Faire de la transition énergétique davantage qu’un voeu pieux

Malgré des cibles ambitieuses, le Québec semble bien mal amorcer sa transition énergétique. Si la tendance se maintient, la province réussira difficilement à atteindre les objectifs qu’elle s’est elle-même fixés pour 2030 : réduire de 40 % sa consommation de produits pétroliers et diminuer ses émissions de GES de 37,5 %.
Ce constat, c’est celui de la Chaire de gestion du secteur de l’énergie de HEC Montréal, rendu public dans son rapport L’état de l’énergie au Québec 2018. Ses observations sont sans équivoque : les interventions du Québec ne sont manifestement pas à la hauteur de nos ambitions. L’industrie éolienne québécoise a exprimé les mêmes craintes lors des récentes consultations de Transition énergétique Québec (TEQ), le nouvel organisme gouvernemental à la barre de cette transition.

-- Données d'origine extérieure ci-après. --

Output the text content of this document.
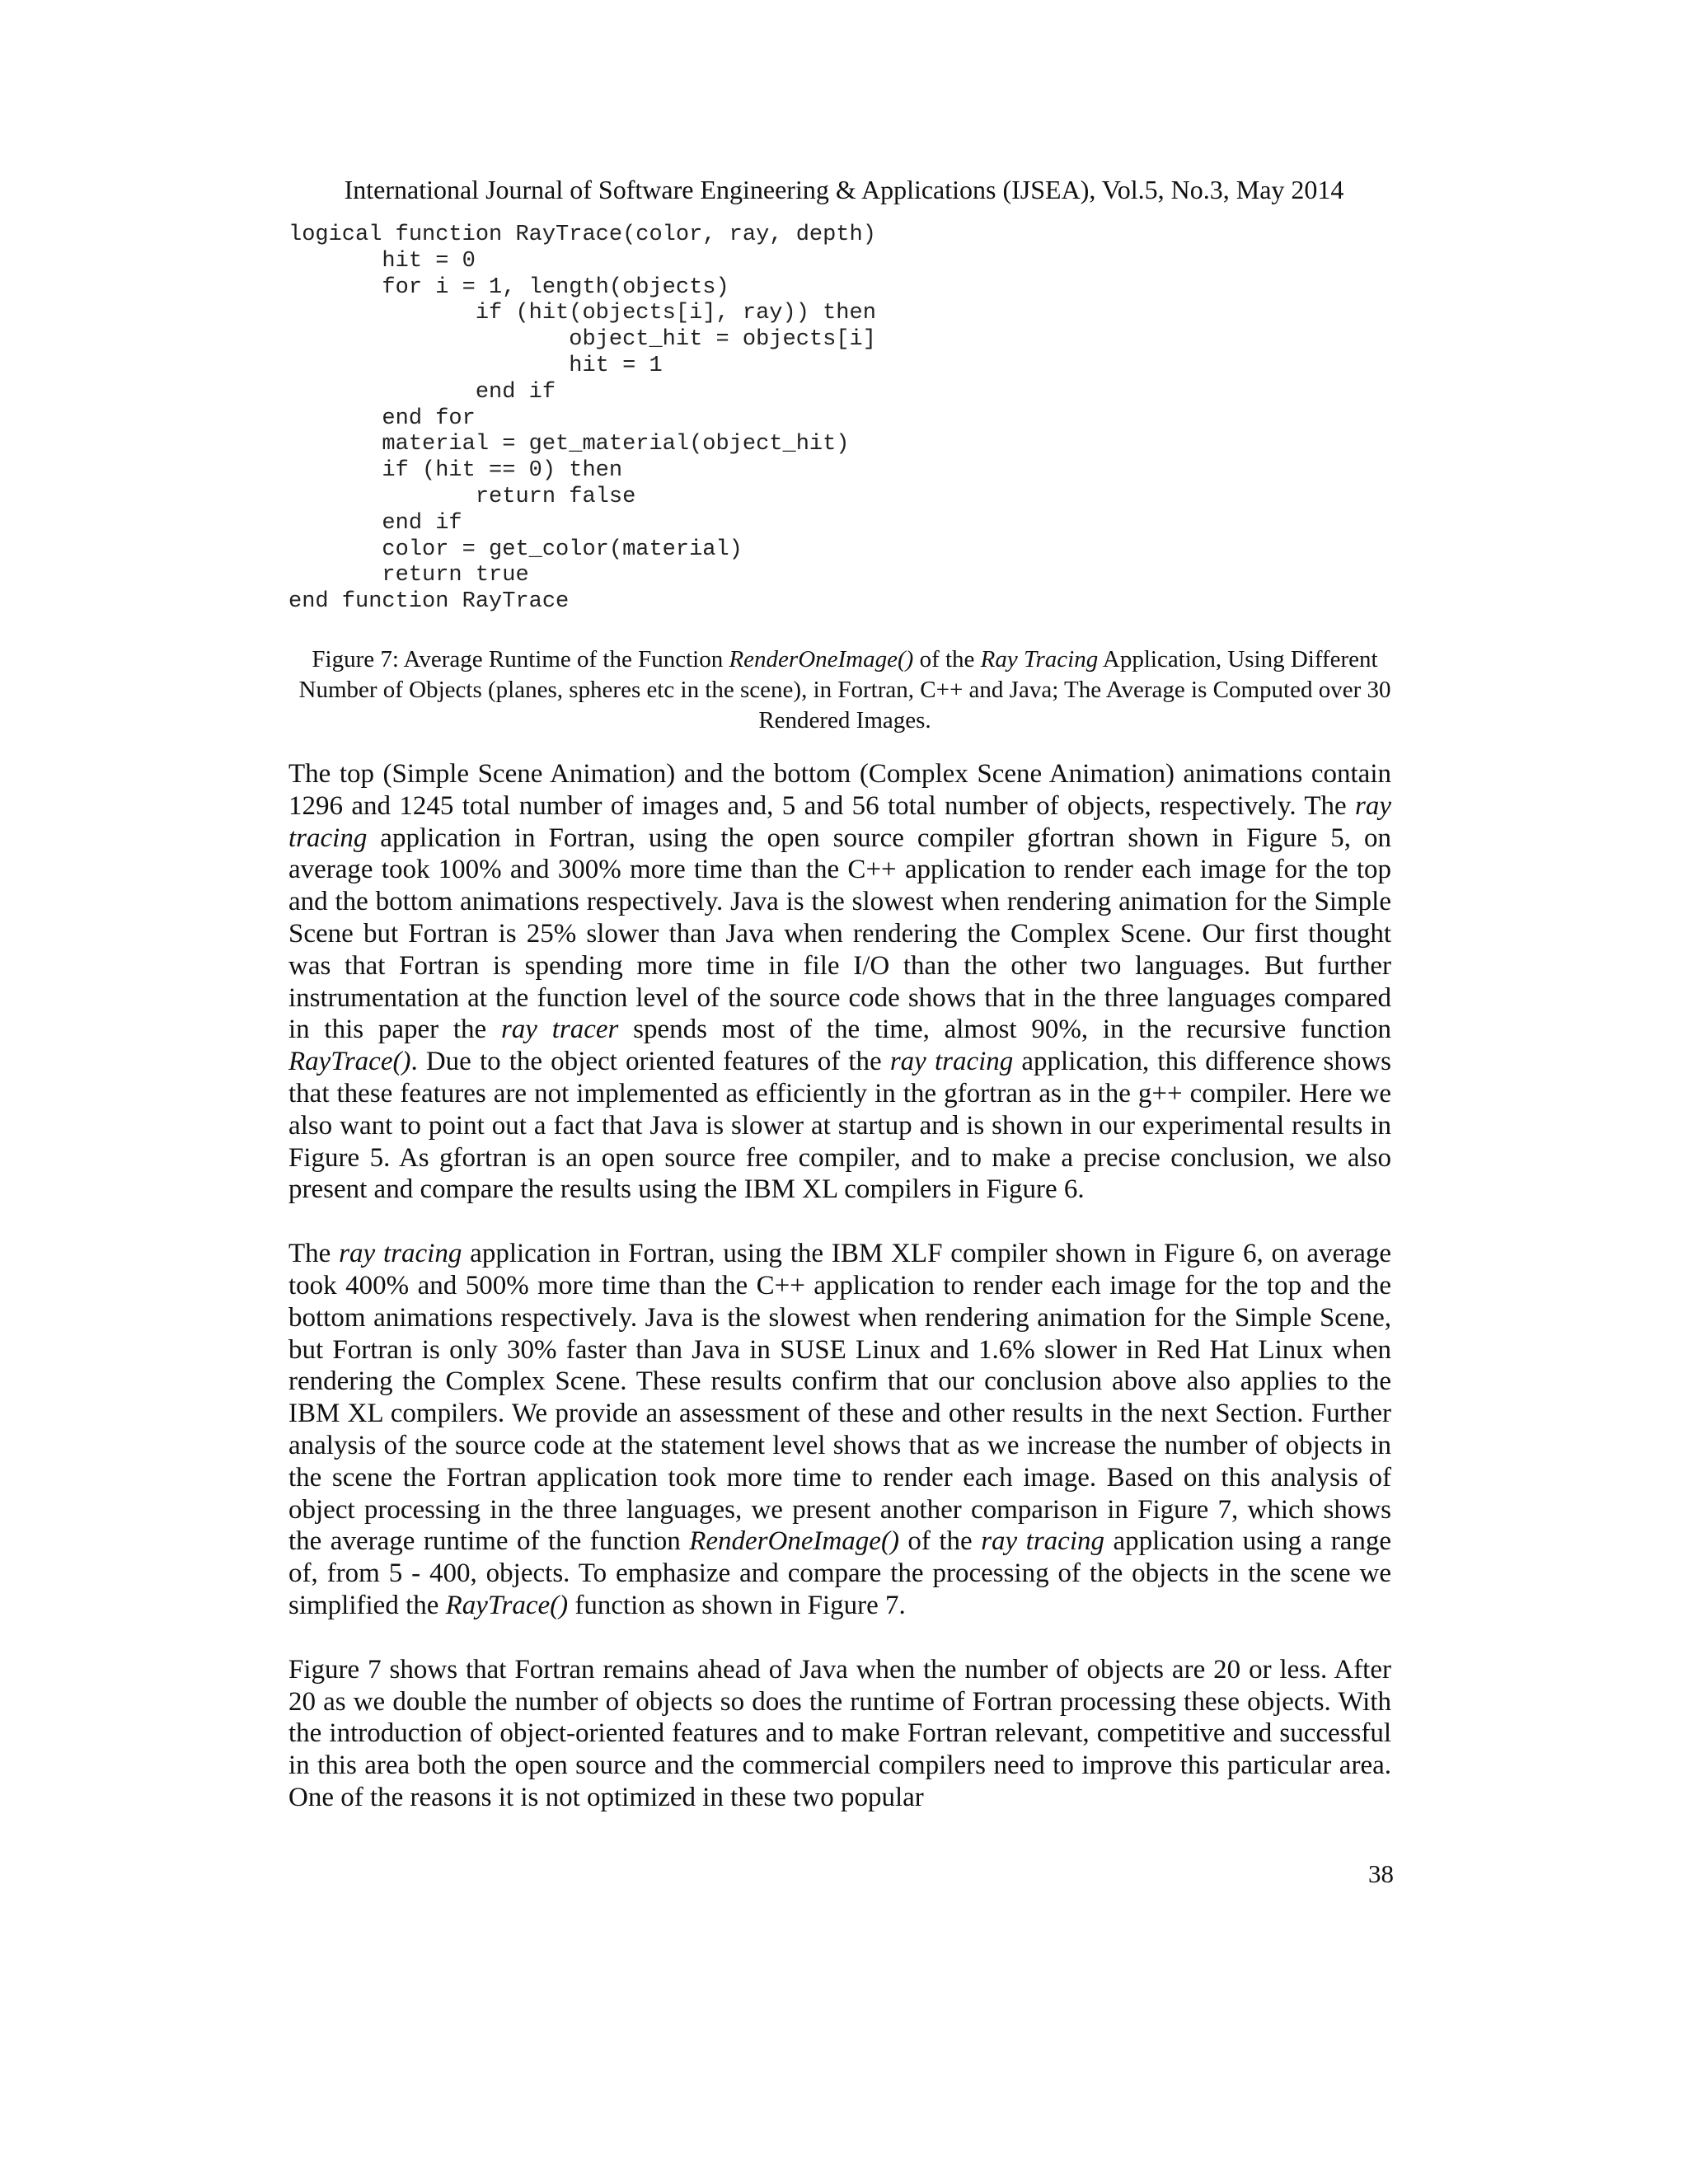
International Journal of Software Engineering & Applications (IJSEA), Vol.5, No.3, May 2014
logical function RayTrace(color, ray, depth)
hit = 0
for i = 1, length(objects)
if (hit(objects[i], ray)) then
object_hit = objects[i]
hit = 1
end if
end for
material = get_material(object_hit)
if (hit == 0) then
return false
end if
color = get_color(material)
return true
end function RayTrace
Figure 7: Average Runtime of the Function RenderOneImage() of the Ray Tracing Application, Using Different Number of Objects (planes, spheres etc in the scene), in Fortran, C++ and Java; The Average is Computed over 30 Rendered Images.

The top (Simple Scene Animation) and the bottom (Complex Scene Animation) animations contain 1296 and 1245 total number of images and, 5 and 56 total number of objects, respectively. The ray tracing application in Fortran, using the open source compiler gfortran shown in Figure 5, on average took 100% and 300% more time than the C++ application to render each image for the top and the bottom animations respectively. Java is the slowest when rendering animation for the Simple Scene but Fortran is 25% slower than Java when rendering the Complex Scene. Our first thought was that Fortran is spending more time in file I/O than the other two languages. But further instrumentation at the function level of the source code shows that in the three languages compared in this paper the ray tracer spends most of the time, almost 90%, in the recursive function RayTrace(). Due to the object oriented features of the ray tracing application, this difference shows that these features are not implemented as efficiently in the gfortran as in the g++ compiler. Here we also want to point out a fact that Java is slower at startup and is shown in our experimental results in Figure 5. As gfortran is an open source free compiler, and to make a precise conclusion, we also present and compare the results using the IBM XL compilers in Figure 6.

The ray tracing application in Fortran, using the IBM XLF compiler shown in Figure 6, on average took 400% and 500% more time than the C++ application to render each image for the top and the bottom animations respectively. Java is the slowest when rendering animation for the Simple Scene, but Fortran is only 30% faster than Java in SUSE Linux and 1.6% slower in Red Hat Linux when rendering the Complex Scene. These results confirm that our conclusion above also applies to the IBM XL compilers. We provide an assessment of these and other results in the next Section. Further analysis of the source code at the statement level shows that as we increase the number of objects in the scene the Fortran application took more time to render each image. Based on this analysis of object processing in the three languages, we present another comparison in Figure 7, which shows the average runtime of the function RenderOneImage() of the ray tracing application using a range of, from 5 - 400, objects. To emphasize and compare the processing of the objects in the scene we simplified the RayTrace() function as shown in Figure 7.

Figure 7 shows that Fortran remains ahead of Java when the number of objects are 20 or less. After 20 as we double the number of objects so does the runtime of Fortran processing these objects. With the introduction of object-oriented features and to make Fortran relevant, competitive and successful in this area both the open source and the commercial compilers need to improve this particular area. One of the reasons it is not optimized in these two popular

38
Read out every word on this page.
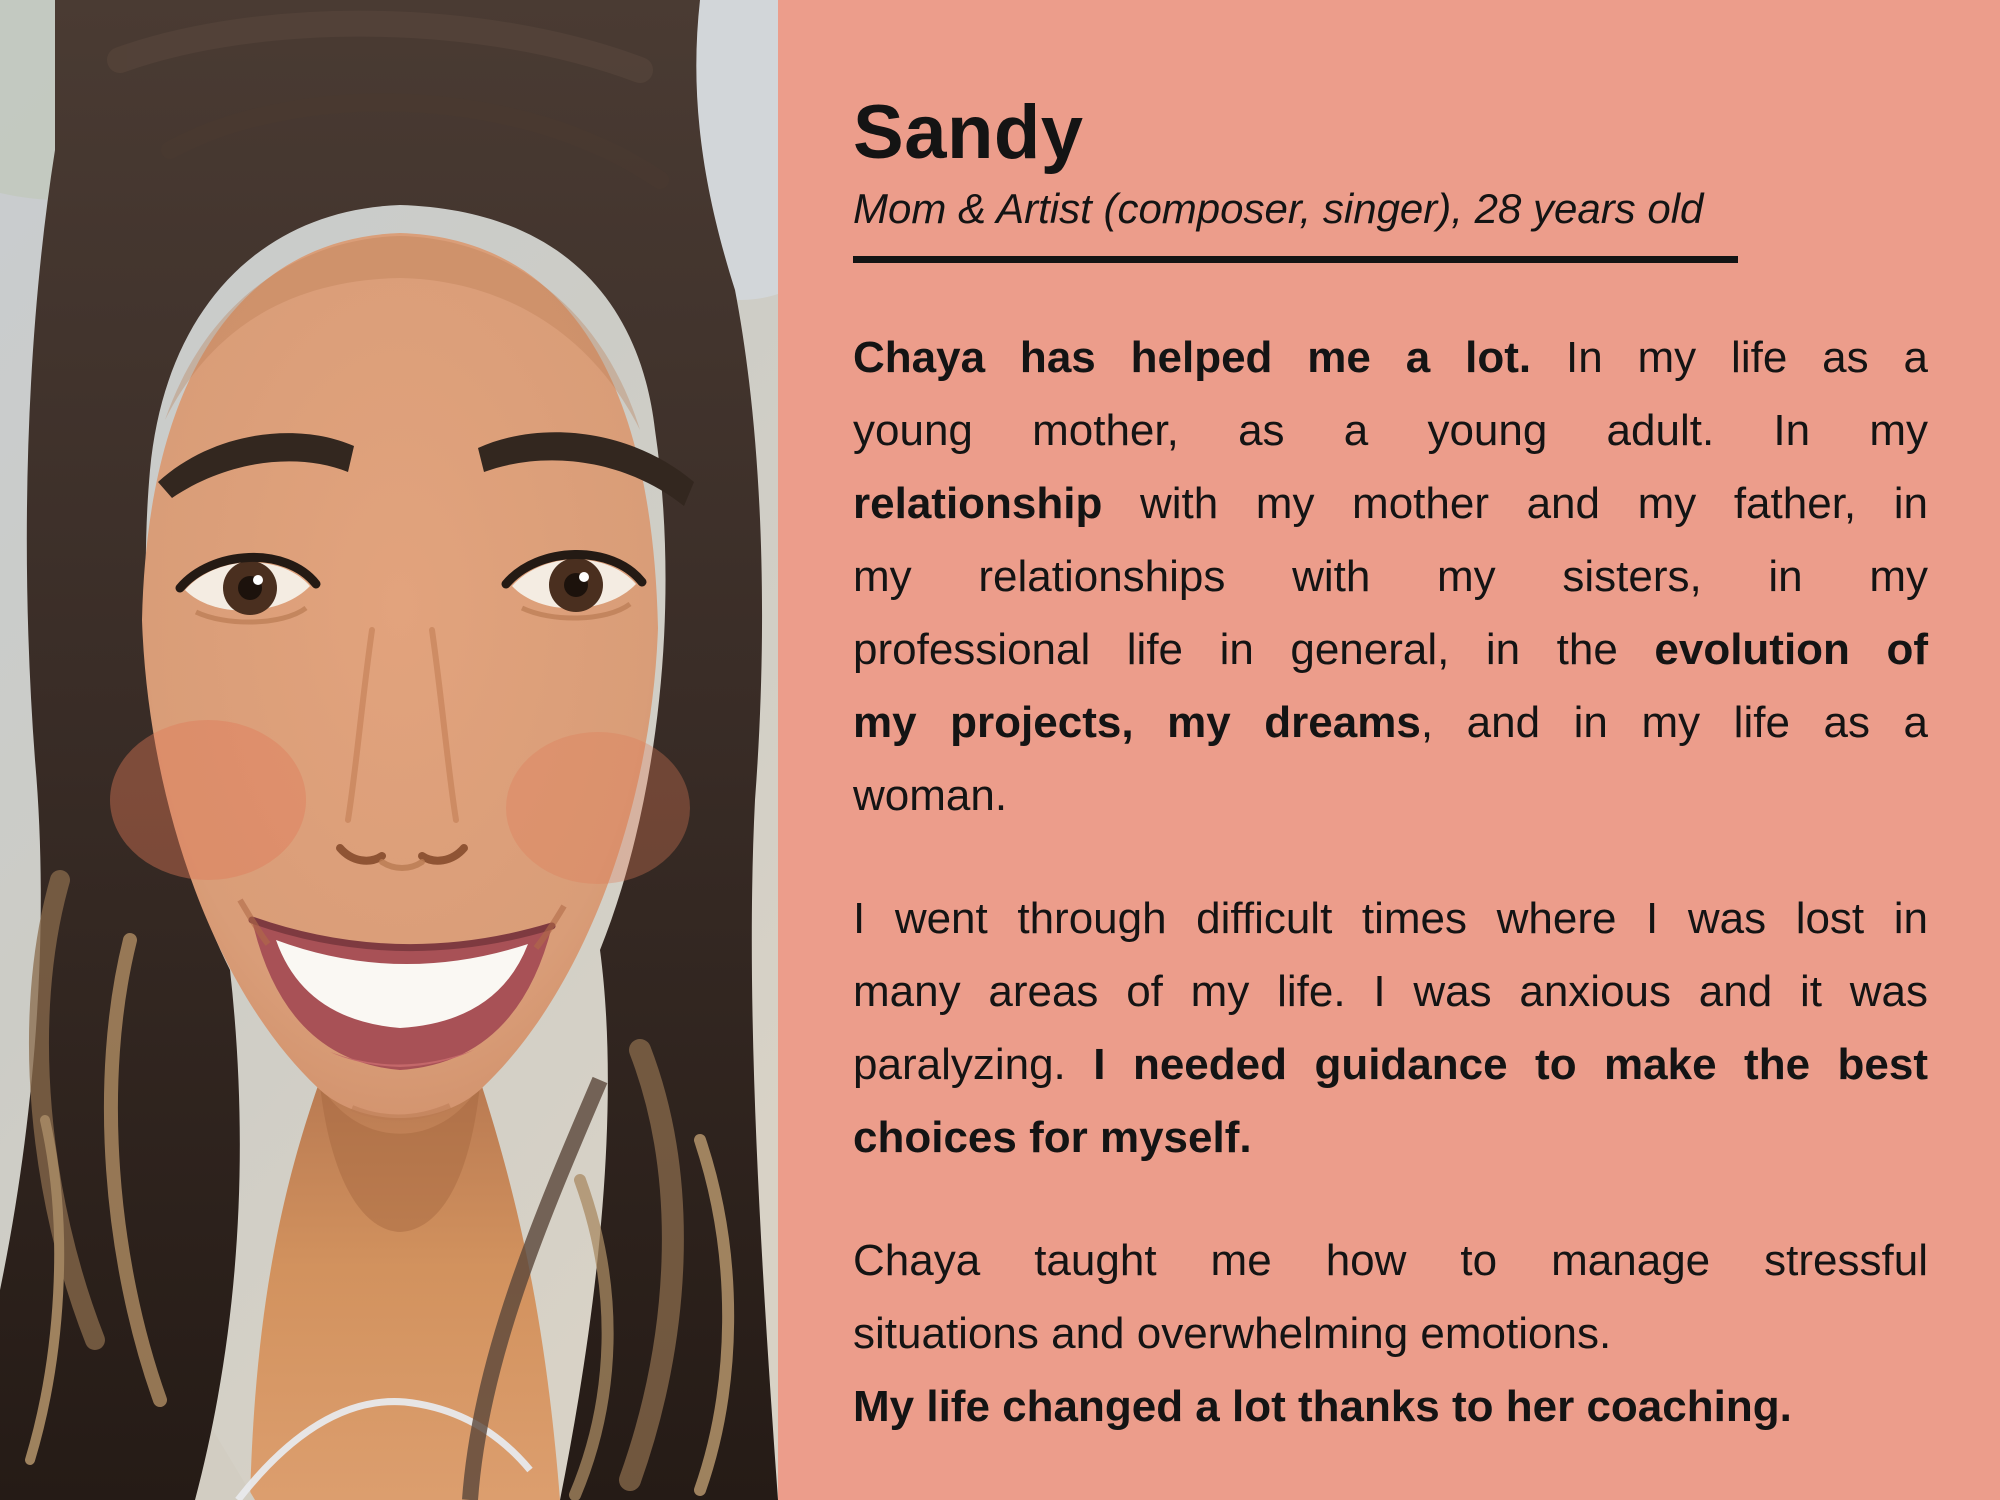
Sandy

Mom & Artist (composer, singer), 28 years old

Chaya has helped me a lot. In my life as a
young mother, as a young adult. In my
relationship with my mother and my father, in
my relationships with my sisters, in my
professional life in general, in the evolution of
my projects, my dreams, and in my life as a
woman.
I went through difficult times where I was lost in
many areas of my life. I was anxious and it was
paralyzing. I needed guidance to make the best
choices for myself.
Chaya taught me how to manage stressful
situations and overwhelming emotions.
My life changed a lot thanks to her coaching.
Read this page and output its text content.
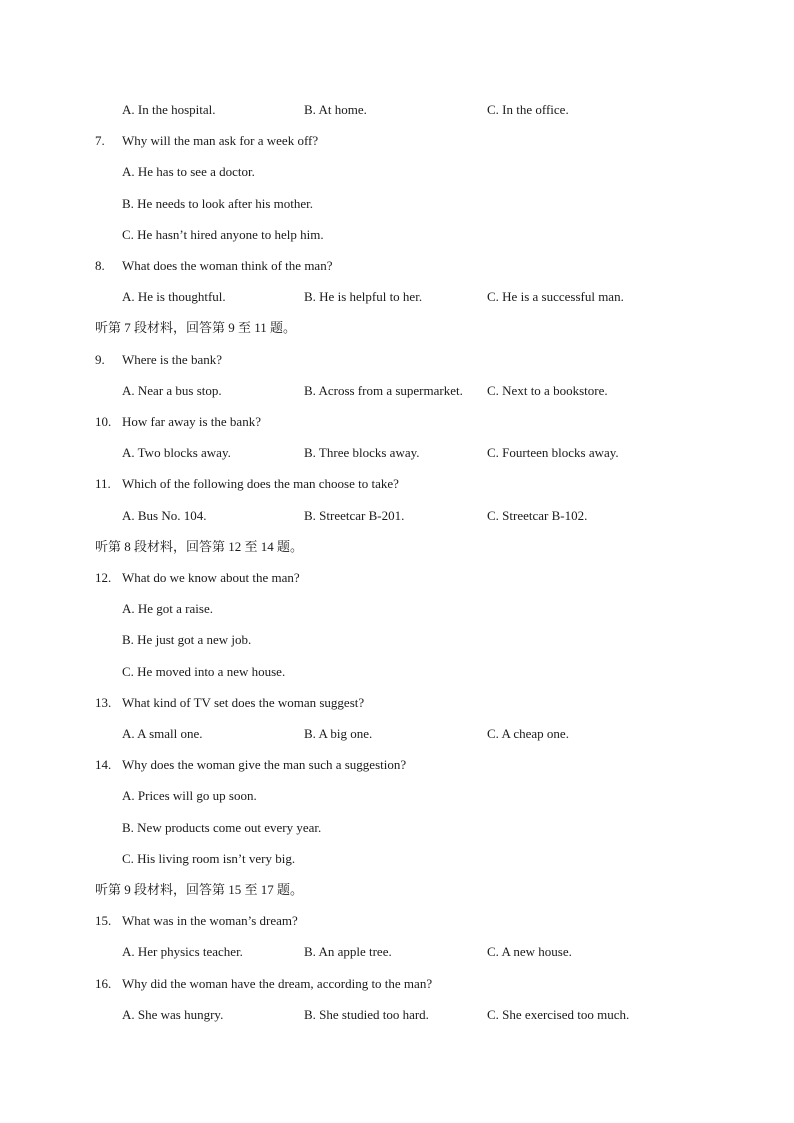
A. In the hospital.	B. At home.	C. In the office.
7. Why will the man ask for a week off?
A. He has to see a doctor.
B. He needs to look after his mother.
C. He hasn’t hired anyone to help him.
8. What does the woman think of the man?
A. He is thoughtful.	B. He is helpful to her.	C. He is a successful man.
听第 7 段材料，回答第 9 至 11 题。
9. Where is the bank?
A. Near a bus stop.	B. Across from a supermarket. C. Next to a bookstore.
10. How far away is the bank?
A. Two blocks away.	B. Three blocks away.	C. Fourteen blocks away.
11. Which of the following does the man choose to take?
A. Bus No. 104.	B. Streetcar B-201.	C. Streetcar B-102.
听第 8 段材料，回答第 12 至 14 题。
12. What do we know about the man?
A. He got a raise.
B. He just got a new job.
C. He moved into a new house.
13. What kind of TV set does the woman suggest?
A. A small one.	B. A big one.	C. A cheap one.
14. Why does the woman give the man such a suggestion?
A. Prices will go up soon.
B. New products come out every year.
C. His living room isn’t very big.
听第 9 段材料，回答第 15 至 17 题。
15. What was in the woman’s dream?
A. Her physics teacher.	B. An apple tree.	C. A new house.
16. Why did the woman have the dream, according to the man?
A. She was hungry.	B. She studied too hard.	C. She exercised too much.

La transition énergétique, c’est d’abord et avant tout un important effort d’électrification de plusieurs secteurs de notre économie : nous n’avons qu’à penser aux secteurs des transports et de l’industrie pour réaliser rapidement l’ampleur des progrès possibles. L’état de l’énergie au Québec 2018 démontre qu’il y a là plusieurs occasions pour progresser. Sans oublier que le Québec importe 53 % de son énergie — du pétrole, du gaz naturel et du charbon — au détriment de notre balance commerciale.
Ces efforts doivent aller de pair avec ceux liés à l’amélioration de l’efficacité énergétique.
Des actions à concrétiser
Alors que les cibles sont saluées, les actions, elles, tardent à se concrétiser. Il est particulièrement préoccupant que le gouvernement ait mandaté TEQ de réduire de seulement 5 % la consommation de produits pétroliers au Québec d’ici à 2023. Cela nous obligera à effectuer une réduction sept fois plus importante pendant la deuxième moitié de la période couverte par la Politique énergétique.
Il s’agit d’une cible intérimaire trop peu ambitieuse, qui n’augure rien de bon pour la réussite de la Politique énergétique et pour l’atteinte des objectifs de réduction d’émissions de GES du Québec. En d’autres mots, cette façon de faire donne l’impression que le gouvernement du Québec veut remettre à plus tard ses efforts les plus considérables, faisant même douter de sa volonté de respecter ses engagements.
Pendant que le Québec tarde à adopter des mesures concrètes et que d’autres évoquent des « surplus » d’énergie (rappelons-nous que nous en importons davantage que nous en produisons), le secteur continue d’évoluer à la vitesse grand V. L’Alberta vient d’annoncer l’octroi de projets éoliens à moins de 4 cents du kilowattheure. Il s’agit d’une manifestation concrète d’une tendance observée à l’échelle mondiale : le prix des énergies renouvelables est appelé à être inférieur à celui des approvisionnements « traditionnels », comme l’hydroélectricité, le nucléaire ou le gaz naturel. À ce prix, l’énergie éolienne est même appelée à concurrencer celui du fameux bloc patrimonial au Québec.
Au-delà des cibles, c’est peut-être l’approche même qu’il faut reconsidérer. Dans le secteur de l’énergie, nous avons pourtant des décennies d’expérience et de savoir-faire en tant que précurseurs. Électrifions, consommons mieux et développons nos atouts, au bénéfice de notre économie et de nos clients dans les marchés extérieurs.
C’est pourquoi le gouvernement du Québec a tout intérêt à développer une vision plutôt que de se fier à des cibles, certes ambitieuses, mais peu soutenues. Le Québec a la chance de se tourner vers une économie du XXIe siècle dans son secteur énergétique, avec toutes les retombées que cela pourrait engendrer. Il s’agit d’une occasion à saisir. L’industrie éolienne québécoise sera l’alliée de tous ceux qui voudront porter une telle vision pour que le concept de transition énergétique dépasse le statut de voeu pieux.